When we looked at confidence intervals using the formula \(\displaystyle \bar{x} \pm z^* \frac{s}{\sqrt{N}}\), we saw that the sample size mattered a lot. Even when the population has a normal distribution, the formula didn’t work well for small sample sizes.
ages = read.csv("http://people.hsc.edu/faculty-staff/blins/classes/spring19/math222/Examples/townies.csv")
bell = ages$bellville
N=4
zstar=1.96
popMean = mean(bell) # Population mean of Bellville
results = c() # This will contain TRUE for each simulated confidence interval that contains popMean.

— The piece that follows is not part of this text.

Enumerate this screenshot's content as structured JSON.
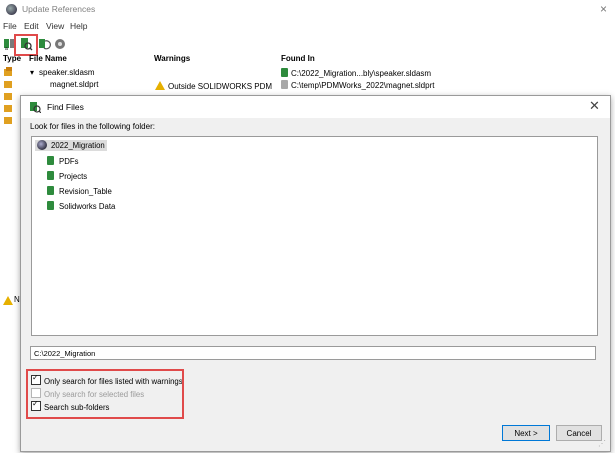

tvals = c() # This vector will contain each simulated t-value.
for (i in 1:10000) {
mySample = sample(bell,N)
xbar = mean(mySample)
s = sd(mySample)
t = (xbar-popMean)/(s/sqrt(N))
lower = xbar - zstar*s/sqrt(N)
upper = xbar + zstar*s/sqrt(N)
results = c(results,(lower < popMean) & (upper > popMean))
tvals = c(tvals,t)
}
table(results)
## results
## FALSE TRUE
## 1466 8534
As you can see in the table above, our confidence interval contained the population mean only about 85% of the time. The problem is that we a using the normal distribution to model the distribution of the t-values: \[t = \frac{\bar{x} - \mu}{s/\sqrt{n}}.\]
As you can see below: t-values aren’t normal!
qqnorm(tvals)
qqline(tvals)